In fact, there’s something to be said just for prolonging the race a bit. As the Hillary Clinton-Barack Obama primary showed, healthy intra-party competition can engage and enliven the base. Moreover, even if Romney wins (still the most likely outcome), it is good practice for him to go up against someone making a working-class appeal.
Romney would do well to talk more about the poor, stress the benefits of his economic plan for working-class (and especially unemployed) Americans and make his economic arguments more accessible to voters. That doesn’t mean changing his positions. (He already, for example, is reserving his proposed capital-gains tax cut for the middle class.) And it doesn’t mean he should try to conceal that he’s had an advantaged life. But he should remember to explain why less regulation benefits manufacturing workers, why free trade is good for the Rust Belt and why the debt is not only an economic problem but a threat to the survival of the American dream.

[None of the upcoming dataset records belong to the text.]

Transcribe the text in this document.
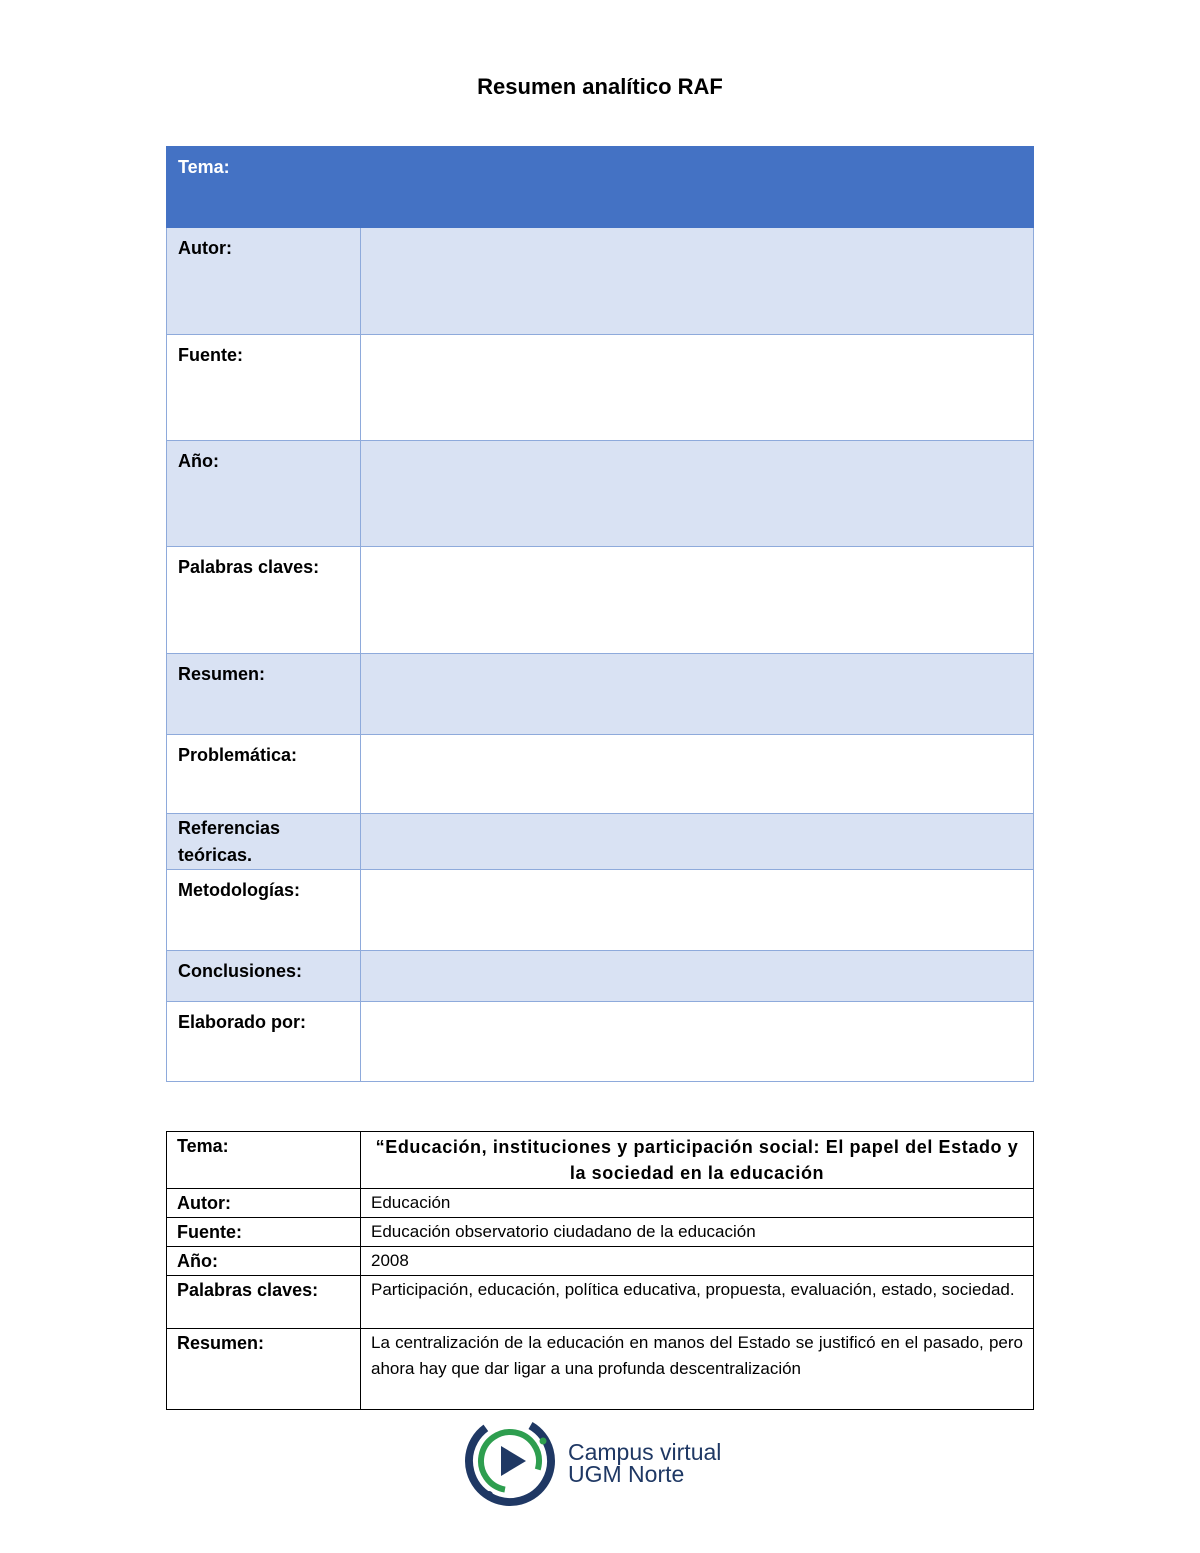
Resumen analítico RAF
Tema:	
Autor:	
Fuente:	
Año:	
Palabras claves:	
Resumen:	
Problemática:	
Referencias teóricas.	
Metodologías:	
Conclusiones:	
Elaborado por:	
Tema:	“Educación, instituciones y participación social: El papel del Estado y la sociedad en la educación
Autor:	Educación
Fuente:	Educación observatorio ciudadano de la educación
Año:	2008
Palabras claves:	Participación, educación, política educativa, propuesta, evaluación, estado, sociedad.
Resumen:	La centralización de la educación en manos del Estado se justificó en el pasado, pero ahora hay que dar ligar a una profunda descentralización
Campus virtual
UGM Norte
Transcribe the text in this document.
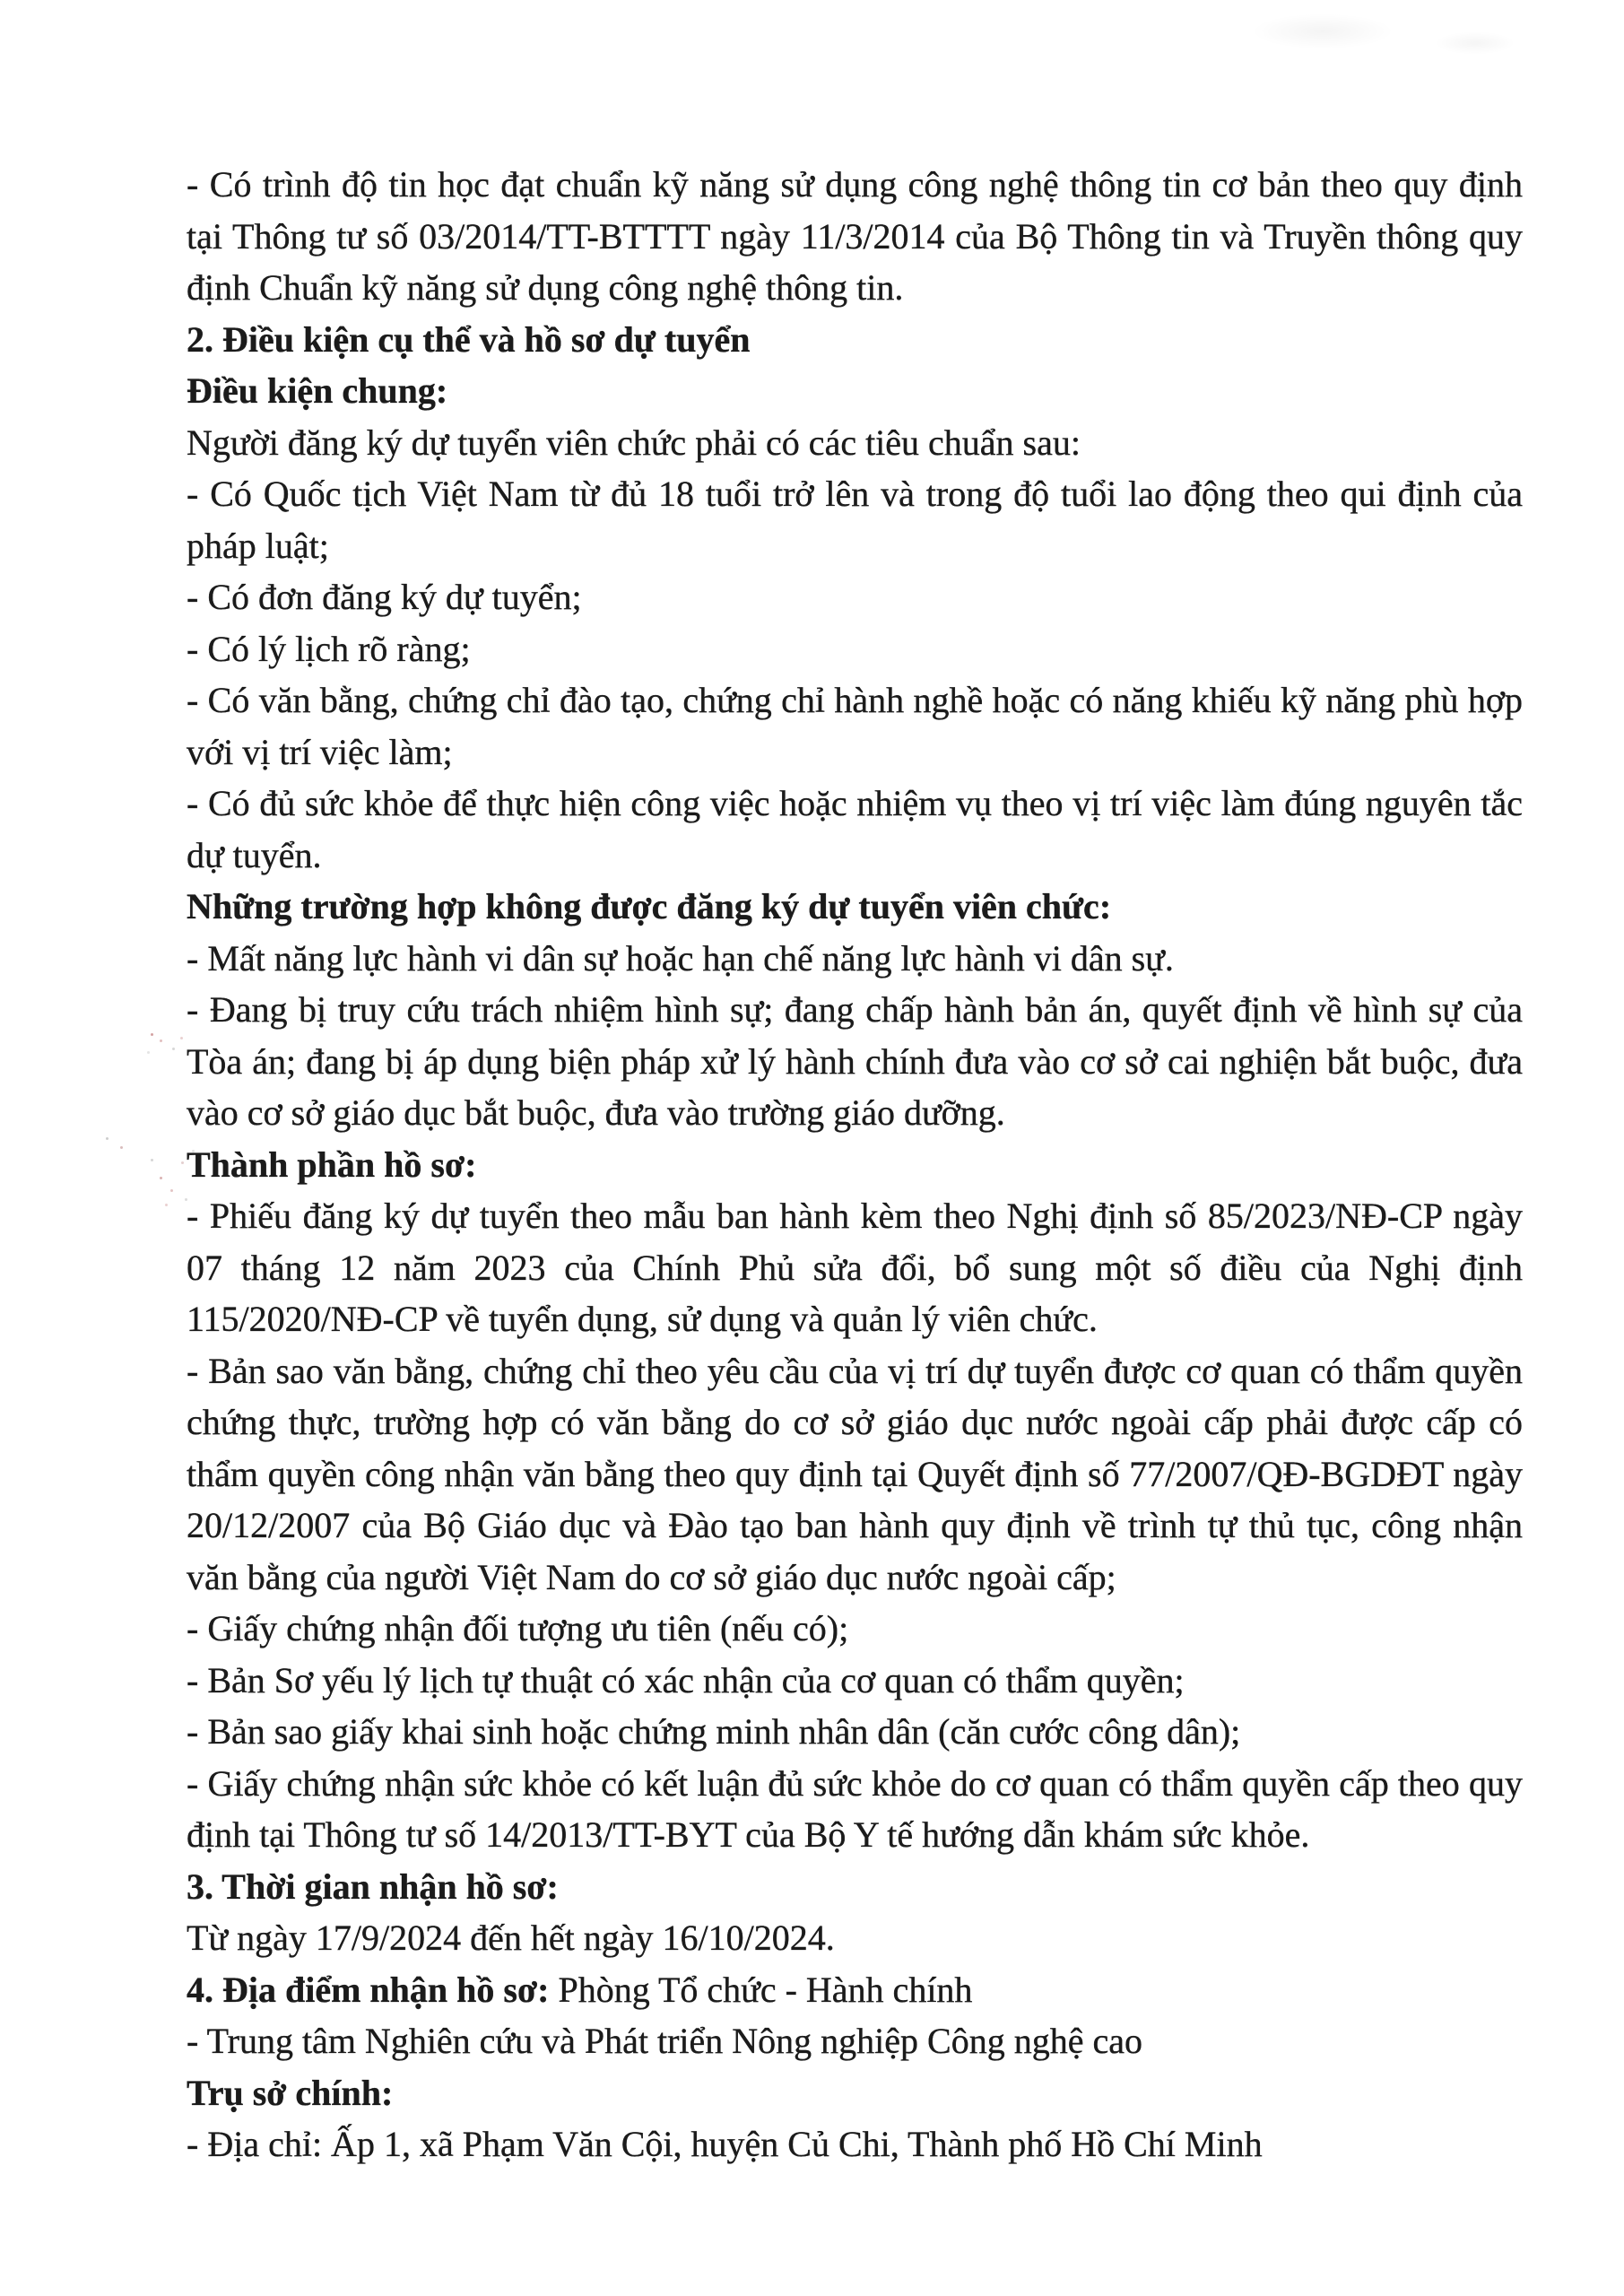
- Có trình độ tin học đạt chuẩn kỹ năng sử dụng công nghệ thông tin cơ bản theo quy định tại Thông tư số 03/2014/TT-BTTTT ngày 11/3/2014 của Bộ Thông tin và Truyền thông quy định Chuẩn kỹ năng sử dụng công nghệ thông tin.

2. Điều kiện cụ thể và hồ sơ dự tuyển

Điều kiện chung:

Người đăng ký dự tuyển viên chức phải có các tiêu chuẩn sau:

- Có Quốc tịch Việt Nam từ đủ 18 tuổi trở lên và trong độ tuổi lao động theo qui định của pháp luật;

- Có đơn đăng ký dự tuyển;

- Có lý lịch rõ ràng;

- Có văn bằng, chứng chỉ đào tạo, chứng chỉ hành nghề hoặc có năng khiếu kỹ năng phù hợp với vị trí việc làm;

- Có đủ sức khỏe để thực hiện công việc hoặc nhiệm vụ theo vị trí việc làm đúng nguyên tắc dự tuyển.

Những trường hợp không được đăng ký dự tuyển viên chức:

- Mất năng lực hành vi dân sự hoặc hạn chế năng lực hành vi dân sự.

- Đang bị truy cứu trách nhiệm hình sự; đang chấp hành bản án, quyết định về hình sự của Tòa án; đang bị áp dụng biện pháp xử lý hành chính đưa vào cơ sở cai nghiện bắt buộc, đưa vào cơ sở giáo dục bắt buộc, đưa vào trường giáo dưỡng.

Thành phần hồ sơ:

- Phiếu đăng ký dự tuyển theo mẫu ban hành kèm theo Nghị định số 85/2023/NĐ-CP ngày 07 tháng 12 năm 2023 của Chính Phủ sửa đổi, bổ sung một số điều của Nghị định 115/2020/NĐ-CP về tuyển dụng, sử dụng và quản lý viên chức.

- Bản sao văn bằng, chứng chỉ theo yêu cầu của vị trí dự tuyển được cơ quan có thẩm quyền chứng thực, trường hợp có văn bằng do cơ sở giáo dục nước ngoài cấp phải được cấp có thẩm quyền công nhận văn bằng theo quy định tại Quyết định số 77/2007/QĐ-BGDĐT ngày 20/12/2007 của Bộ Giáo dục và Đào tạo ban hành quy định về trình tự thủ tục, công nhận văn bằng của người Việt Nam do cơ sở giáo dục nước ngoài cấp;

- Giấy chứng nhận đối tượng ưu tiên (nếu có);

- Bản Sơ yếu lý lịch tự thuật có xác nhận của cơ quan có thẩm quyền;

- Bản sao giấy khai sinh hoặc chứng minh nhân dân (căn cước công dân);

- Giấy chứng nhận sức khỏe có kết luận đủ sức khỏe do cơ quan có thẩm quyền cấp theo quy định tại Thông tư số 14/2013/TT-BYT của Bộ Y tế hướng dẫn khám sức khỏe.

3. Thời gian nhận hồ sơ:

Từ ngày 17/9/2024 đến hết ngày 16/10/2024.

4. Địa điểm nhận hồ sơ: Phòng Tổ chức - Hành chính

- Trung tâm Nghiên cứu và Phát triển Nông nghiệp Công nghệ cao

Trụ sở chính:

- Địa chỉ: Ấp 1, xã Phạm Văn Cội, huyện Củ Chi, Thành phố Hồ Chí Minh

It is also time for Romney to round out his stance on immigration. Santorum is no pushover and takes a strong law-and-order approach to the border. But he speaks in tones that celebrate the immigrant experience and emphasize how vital it is for America to remain a magnet for those who want to improve their lives. That message has been barely part of Romney’s immigration discussion. He’s got a family immigrant story to tell as well and should use it to good effect.
After a long pre-primary process, the two most thoughtful and knowledgeable candidates have risen to the top. Republicans should welcome that and listen hard to what each has to say. In the end, the party and the eventual nominee will be the better for it.